Member of the Texas Senate from the 17th district
- In office January 8, 1901 – August 6, 1904
- Preceded by: John E. Linn
- Succeeded by: W. M. Holland

Personal details
- Born: Robert Vance Davidson July 23, 1853 Murphy, North Carolina, US
- Died: July 3, 1925 (aged 71) Dallas, Texas, US
- Party: Democratic
- Relations: Zebulon Vance Thomas McKinney Jack (father-in-law) William Houston Jack (grandfather-in-law) William Pitt Ballinger (in-law) James E. Harrison (in-law) Robert Mills (in-law)
- Alma mater: Bailey Law School
- Occupation: Lawyer, politician

= Robert V. Davidson =

American lawyer and politician (1853–1925)

Robert Vance Davidson (July 23, 1853 – July 3, 1925) was an American lawyer and politician. A Democrat, he was Texas Attorney General and a member of the Texas Senate.

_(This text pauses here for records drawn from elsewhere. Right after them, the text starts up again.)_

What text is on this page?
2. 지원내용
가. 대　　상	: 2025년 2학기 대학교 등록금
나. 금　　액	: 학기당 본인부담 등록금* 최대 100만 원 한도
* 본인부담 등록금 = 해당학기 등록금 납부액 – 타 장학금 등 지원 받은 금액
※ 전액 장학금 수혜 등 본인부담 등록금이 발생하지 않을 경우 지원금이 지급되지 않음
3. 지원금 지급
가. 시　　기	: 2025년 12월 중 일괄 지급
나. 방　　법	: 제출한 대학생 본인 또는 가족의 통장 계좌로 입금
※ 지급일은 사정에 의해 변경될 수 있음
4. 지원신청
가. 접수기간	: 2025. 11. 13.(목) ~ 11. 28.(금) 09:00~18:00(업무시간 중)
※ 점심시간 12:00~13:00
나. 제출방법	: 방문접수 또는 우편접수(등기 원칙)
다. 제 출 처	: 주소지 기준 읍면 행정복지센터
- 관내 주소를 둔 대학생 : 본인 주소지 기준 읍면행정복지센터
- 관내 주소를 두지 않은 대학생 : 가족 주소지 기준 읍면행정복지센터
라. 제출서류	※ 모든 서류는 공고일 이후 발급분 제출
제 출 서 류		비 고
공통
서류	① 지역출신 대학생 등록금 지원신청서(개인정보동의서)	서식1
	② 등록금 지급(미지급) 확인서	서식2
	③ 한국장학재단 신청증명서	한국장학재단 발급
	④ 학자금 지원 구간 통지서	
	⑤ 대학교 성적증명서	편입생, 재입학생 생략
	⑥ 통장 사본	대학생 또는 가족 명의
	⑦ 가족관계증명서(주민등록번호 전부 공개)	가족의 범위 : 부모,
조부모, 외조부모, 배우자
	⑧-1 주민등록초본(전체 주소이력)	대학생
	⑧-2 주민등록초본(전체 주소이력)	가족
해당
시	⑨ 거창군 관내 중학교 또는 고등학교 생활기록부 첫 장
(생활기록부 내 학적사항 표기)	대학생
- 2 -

== Early life and education ==
Davidson was born on July 23, 1853, in Murphy, North Carolina, the son of Allen Turner Davidson and Elizabeth (née Howell) Davidson. He was related to Zebulon Vance. He was educated at the school of Stephen Lee, then attended the Bailey Law School. In 1874, he was admitted to the bar, moving to Galveston, Texas the same year.

== Career ==
Davidson was district attorney from 1879 to c. 1883, and for fourteen years, was a member of its school board. He was a coauthor of the city charter following the 1900 Galveston hurricane.

Davidson was a Democrat. From January 8, 1901, to August 6, 1904, he was a member of the Texas Senate, representing the 17th district. The Texas State Historical Association erroneously claims he served in 1902 and 1903. While serving, he was chairman of the Committees on Towns and City Corporations and on Internal Improvements, as well as a member of the Committees on Commerce and Manufactures; on Counties and County Boundaries; on Educational Affairs; on Judicial Districts; on Judiciary No. 1; on Military Affairs; on Public Buildings and Grounds; on Rules; and on State Affairs.

From 1904 to 1910, Davidson was the Texas Attorney General, as which he was involved with the Waters-Pierce Case, an antitrust lawsuit. He was an unsuccessful candidate in the 1910 Texas gubernatorial election, for which he campaigned on anti-Prohibitionism.

In January 1911, Davidson returned to his private practice, in Dallas. He worked as an anti-trust lawyer and was a member of the partnership Davidson & Hawkins.

== Personal life and death ==
On July 16, 1879, Davidson married Laura Harrison Jack, the daughter of Thomas McKinney Jack and granddaughter of William Houston Jack; she was also related to William Pitt Ballinger, James E. Harrison, and Robert Mills. He and his wife had four or five children together. He was a member of the Texas branch of the Sons of the American Revolution. He died on July 3, 1925, aged 71, in Dallas and was buried at Lakeview Cemetery, in Galveston.